The first set of output for the milo account looks very odd indeed.
There's what looks like a shell prompt, but I don't see where the 'id' command was entered. Yet there's the output from 'id', followed by the bash error, and then a couple more prompts run together on the same line. Unless there was some kind of copy/paste error, that's some very unusual Terminal output.
I've seen wacky things like this when the shell command in Terminal has been damaged in some way. Not the shell program itself, but the Terminal setting of what to run when a Terminal window is opened. That setting used to be under:
Terminal > Preferences > Startup pane > Shells open with:
If you entered something that wasn't a proper executable's pathname, then it would cause serious disruption. I accidentally did it a couple times, and it took some fiddling with the Terminal preferences file to get things back to where a window would open and show a shell.
My guess, based on the error message about an "unexpected token '('" is that there's an open parenthesis in the command. Sorry I don't know where the Terminal preferences are stored in recent versions, but ~/Library/Preferences would be a good place to start.

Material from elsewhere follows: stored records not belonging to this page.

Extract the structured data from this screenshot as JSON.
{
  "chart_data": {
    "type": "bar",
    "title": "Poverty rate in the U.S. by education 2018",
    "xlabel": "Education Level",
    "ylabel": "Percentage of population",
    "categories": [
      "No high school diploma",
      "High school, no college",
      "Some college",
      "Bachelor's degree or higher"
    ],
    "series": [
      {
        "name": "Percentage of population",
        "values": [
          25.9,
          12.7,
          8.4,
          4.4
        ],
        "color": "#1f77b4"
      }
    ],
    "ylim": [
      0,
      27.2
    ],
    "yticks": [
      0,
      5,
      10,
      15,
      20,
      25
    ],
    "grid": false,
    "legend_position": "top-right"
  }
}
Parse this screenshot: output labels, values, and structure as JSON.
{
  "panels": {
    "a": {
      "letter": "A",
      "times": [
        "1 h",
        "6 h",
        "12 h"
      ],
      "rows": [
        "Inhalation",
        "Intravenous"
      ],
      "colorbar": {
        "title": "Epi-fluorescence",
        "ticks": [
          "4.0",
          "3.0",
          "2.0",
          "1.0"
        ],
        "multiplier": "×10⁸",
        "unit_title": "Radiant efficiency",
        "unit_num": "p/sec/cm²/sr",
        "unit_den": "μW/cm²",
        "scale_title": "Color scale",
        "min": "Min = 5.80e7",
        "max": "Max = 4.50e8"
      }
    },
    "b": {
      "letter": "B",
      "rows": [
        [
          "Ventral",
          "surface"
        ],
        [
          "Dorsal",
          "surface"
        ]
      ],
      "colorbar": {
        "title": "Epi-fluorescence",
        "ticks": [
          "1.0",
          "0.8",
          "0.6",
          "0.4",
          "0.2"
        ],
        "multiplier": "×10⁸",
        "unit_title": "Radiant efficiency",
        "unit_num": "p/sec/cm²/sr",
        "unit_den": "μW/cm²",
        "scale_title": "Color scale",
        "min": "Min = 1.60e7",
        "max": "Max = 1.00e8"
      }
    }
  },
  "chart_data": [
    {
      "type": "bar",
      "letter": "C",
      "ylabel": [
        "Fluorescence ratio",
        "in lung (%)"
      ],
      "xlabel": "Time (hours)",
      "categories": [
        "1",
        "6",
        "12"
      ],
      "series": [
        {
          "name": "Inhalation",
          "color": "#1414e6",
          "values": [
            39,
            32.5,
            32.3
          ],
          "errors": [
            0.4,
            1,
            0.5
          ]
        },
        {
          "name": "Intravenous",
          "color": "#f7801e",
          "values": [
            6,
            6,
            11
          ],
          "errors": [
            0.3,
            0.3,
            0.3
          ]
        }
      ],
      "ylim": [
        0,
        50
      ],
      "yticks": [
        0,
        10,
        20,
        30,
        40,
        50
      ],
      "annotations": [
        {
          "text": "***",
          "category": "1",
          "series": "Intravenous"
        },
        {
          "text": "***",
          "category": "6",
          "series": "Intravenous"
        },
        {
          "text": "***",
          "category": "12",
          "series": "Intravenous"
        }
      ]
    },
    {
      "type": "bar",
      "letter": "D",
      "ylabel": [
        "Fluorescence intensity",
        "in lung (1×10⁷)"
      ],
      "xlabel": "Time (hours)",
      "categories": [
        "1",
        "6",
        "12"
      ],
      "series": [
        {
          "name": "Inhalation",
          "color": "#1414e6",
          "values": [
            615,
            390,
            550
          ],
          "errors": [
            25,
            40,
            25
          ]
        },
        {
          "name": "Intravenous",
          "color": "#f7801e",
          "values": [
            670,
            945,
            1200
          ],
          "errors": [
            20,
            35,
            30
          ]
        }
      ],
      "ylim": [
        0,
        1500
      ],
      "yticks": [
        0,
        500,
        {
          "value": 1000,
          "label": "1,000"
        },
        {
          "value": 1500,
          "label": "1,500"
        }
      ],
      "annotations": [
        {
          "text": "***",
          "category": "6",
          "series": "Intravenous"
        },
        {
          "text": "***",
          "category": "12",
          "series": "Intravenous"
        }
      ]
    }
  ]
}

If you can look into the preferences plist, it might be the Shell item. The command line to read the value is:
Code:
defaults read com.apple.Terminal Shell
You could also try dragging the file ~/Preferences/com.apple.Terminal.plist to the Desktop (with Terminal quit), then relaunch Terminal.
I say "used to be" because I don't have a recent OS version booted right now, so I can't look at the Terminal preferences window. The above is for older OS versions, and may be radically different in modern times.
EDIT
Something else that just occurred to me is it could be a malformed shell profile file. In hindsight, this seems much more likely than a borked Terminal Preferences setting.
These files reside in your home dir, and their names start with "." so they're normall invisible to Finder.
The common profile at /etc/profile is almost certainly fine, since other accounts work.
The local files that bash then looks for are (in order):
~/.bash_profile
~/.bash_login
~/.profile
So if you tell Finder to show hidden files, look for any of those and move them to the Desktop. Then try relaunching Terminal.